日本におけるエネルギーに関する政策として、エネルギー基本政策が挙げられます。これは「エネルギーの安定供給の確保」と「環境への適合」を考慮し、「市場原理の活用」に沿ってエネルギーに関する施策を長期的、総合的に推進していくものです。エネルギーに関する国際情勢が不安定なことから、石油等の資源の特定の地域への過剰な依存を避け、エネルギーの供給源の分散化により危機管理を行うためという方針の政策です。また、エネルギー消費の立場として、消費の効率化を推進し、環境保全についても持続可能な社会の構築しなければならないことにも言及しています。

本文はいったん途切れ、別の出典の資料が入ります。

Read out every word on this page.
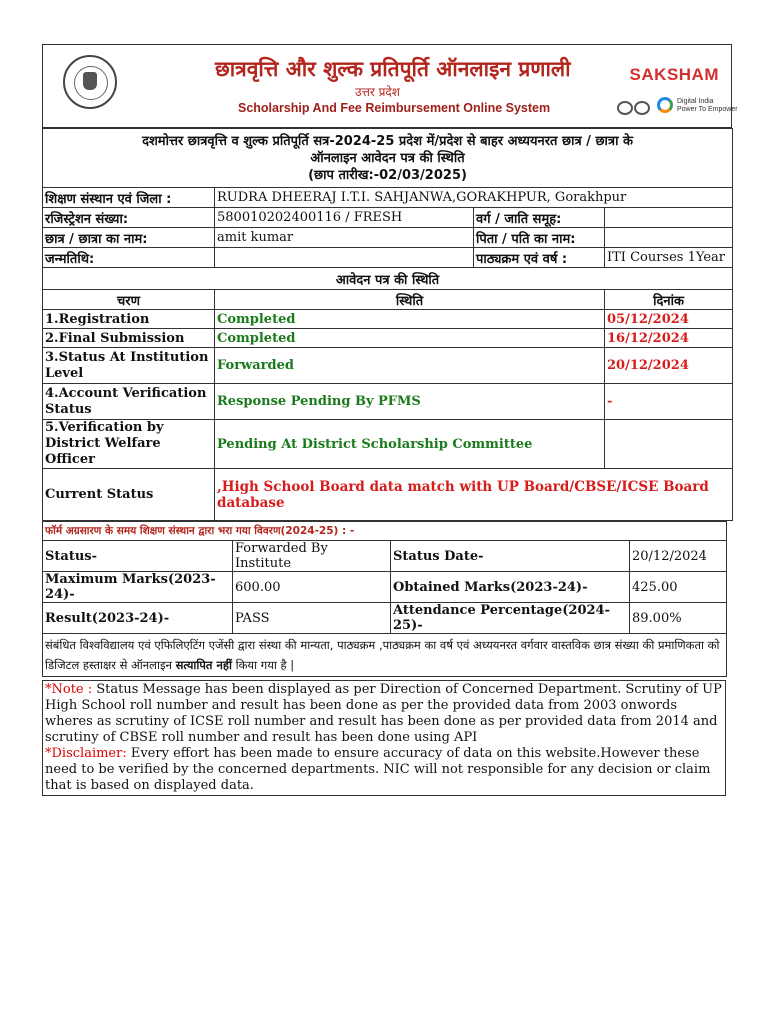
छात्रवृत्ति और शुल्क प्रतिपूर्ति ऑनलाइन प्रणाली
उत्तर प्रदेश
Scholarship And Fee Reimbursement Online System
SAKSHAM
Digital India
Power To Empower
दशमोत्तर छात्रवृत्ति व शुल्क प्रतिपूर्ति सत्र-2024-25 प्रदेश में/प्रदेश से बाहर अध्ययनरत छात्र / छात्रा के
ऑनलाइन आवेदन पत्र की स्थिति
(छाप तारीख:-02/03/2025)			

शिक्षण संस्थान एवं जिला :	RUDRA DHEERAJ I.T.I. SAHJANWA,GORAKHPUR, Gorakhpur		
रजिस्ट्रेशन संख्या:	580010202400116 / FRESH	वर्ग / जाति समूह:	
छात्र / छात्रा का नाम:	amit kumar	पिता / पति का नाम:	
जन्मतिथि:		पाठ्यक्रम एवं वर्ष :	ITI Courses 1Year
आवेदन पत्र की स्थिति			
चरण	स्थिति		दिनांक
1.Registration	Completed		05/12/2024
2.Final Submission	Completed		16/12/2024
3.Status At Institution Level	Forwarded		20/12/2024
4.Account Verification Status	Response Pending By PFMS		-
5.Verification by District Welfare Officer	Pending At District Scholarship Committee		
Current Status	,High School Board data match with UP Board/CBSE/ICSE Board database		
फॉर्म अग्रसारण के समय शिक्षण संस्थान द्वारा भरा गया विवरण(2024-25) : -			
Status-	Forwarded By Institute	Status Date-	20/12/2024
Maximum Marks(2023-24)-	600.00	Obtained Marks(2023-24)-	425.00
Result(2023-24)-	PASS	Attendance Percentage(2024-25)-	89.00%
संबंधित विश्वविद्यालय एवं एफिलिएटिंग एजेंसी द्वारा संस्था की मान्यता, पाठ्यक्रम ,पाठ्यक्रम का वर्ष एवं अध्ययनरत वर्गवार वास्तविक छात्र संख्या की प्रमाणिकता को डिजिटल हस्ताक्षर से ऑनलाइन सत्यापित नहीं किया गया है |			
*Note : Status Message has been displayed as per Direction of Concerned Department. Scrutiny of UP High School roll number and result has been done as per the provided data from 2003 onwords wheres as scrutiny of ICSE roll number and result has been done as per provided data from 2014 and scrutiny of CBSE roll number and result has been done using API
*Disclaimer: Every effort has been made to ensure accuracy of data on this website.However these need to be verified by the concerned departments. NIC will not responsible for any decision or claim that is based on displayed data.
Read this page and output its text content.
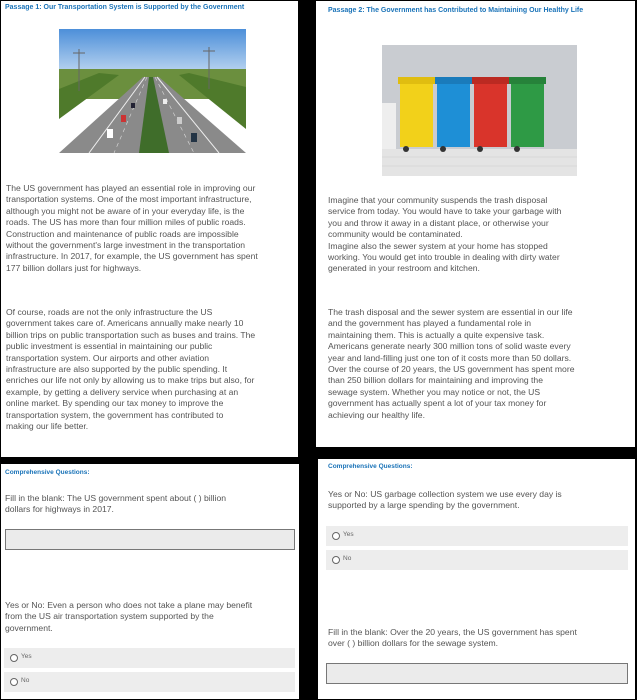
Passage 1: Our Transportation System is Supported by the Government
The US government has played an essential role in improving our
transportation systems. One of the most important infrastructure,
although you might not be aware of in your everyday life, is the
roads. The US has more than four million miles of public roads.
Construction and maintenance of public roads are impossible
without the government's large investment in the transportation
infrastructure. In 2017, for example, the US government has spent
177 billion dollars just for highways.
Of course, roads are not the only infrastructure the US
government takes care of. Americans annually make nearly 10
billion trips on public transportation such as buses and trains. The
public investment is essential in maintaining our public
transportation system. Our airports and other aviation
infrastructure are also supported by the public spending. It
enriches our life not only by allowing us to make trips but also, for
example, by getting a delivery service when purchasing at an
online market. By spending our tax money to improve the
transportation system, the government has contributed to
making our life better.
Passage 2: The Government has Contributed to Maintaining Our Healthy Life
Imagine that your community suspends the trash disposal
service from today. You would have to take your garbage with
you and throw it away in a distant place, or otherwise your
community would be contaminated.
Imagine also the sewer system at your home has stopped
working. You would get into trouble in dealing with dirty water
generated in your restroom and kitchen.
The trash disposal and the sewer system are essential in our life
and the government has played a fundamental role in
maintaining them. This is actually a quite expensive task.
Americans generate nearly 300 million tons of solid waste every
year and land-filling just one ton of it costs more than 50 dollars.
Over the course of 20 years, the US government has spent more
than 250 billion dollars for maintaining and improving the
sewage system. Whether you may notice or not, the US
government has actually spent a lot of your tax money for
achieving our healthy life.
Comprehensive Questions:
Fill in the blank: The US government spent about ( ) billion
dollars for highways in 2017.
Yes or No: Even a person who does not take a plane may benefit
from the US air transportation system supported by the
government.
Yes
No
Comprehensive Questions:
Yes or No: US garbage collection system we use every day is
supported by a large spending by the government.
Yes
No
Fill in the blank: Over the 20 years, the US government has spent
over ( ) billion dollars for the sewage system.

エネルギー基本政策を踏まえ、JOGMECに求められる役割、責務を考えると、独立行政法人という国家に近い立場であることから、民間企業では行われない包括的な視点から見た日本のエネルギー供給安定化と、日本の持つ先端技術をエネルギー消費に伴う環境への負担軽減に活用していけるような働きかけをすることが考えられます。
日本企業の石油、ガス開発投資はここ数年大幅に減少しており、新たな探鉱への着手が遅れ、資源確保が困難になってくる可能性が指摘されています。JOGMECは国家的組織として、技術支援、情報提供などを通じ日本企業の資源権益の確保の補助を行うべきであると考えます。世界的な資源確保競争が激化している現在、日本企業の持つ技術を最大限発揮し、資源確保に取り組めるような支援が、JOGMECが担うべき役割です。新たな油田の探鉱、開発は年単位の時間と億単位の資金を必要とする事業であり、さらに十分な資源が回収できなければ企業にとって大きな負債となってしまいます。そのリスクを保証し、日本企業が探鉱に積極的に乗り出せるような資金面での援助を用意することがJOGMECに求められる役割であります。
また、エネルギー消費により排出される二酸化炭素に関しても負うべき責務があります。工業先進国でありエネルギー消費量においても世界有数である日本の持続可能な社会の形成に向け、二酸化炭素の分離システムの構築、実用化など日本が持つ先端技術を実用化していくことが求められます。二酸化炭素の処理技術のみならず、今あるエネルギーをより効率的かつ低コストに抑えるため、油田から原油を生産するためのポンプの改良や油田からの随伴水の処理技術など、民間技術の国内外の油田への実証、適用を促し、日本の技術をより実用的な段階へと向上させ、かつ環境への負担を減らしていくことが必要なのだと考えます。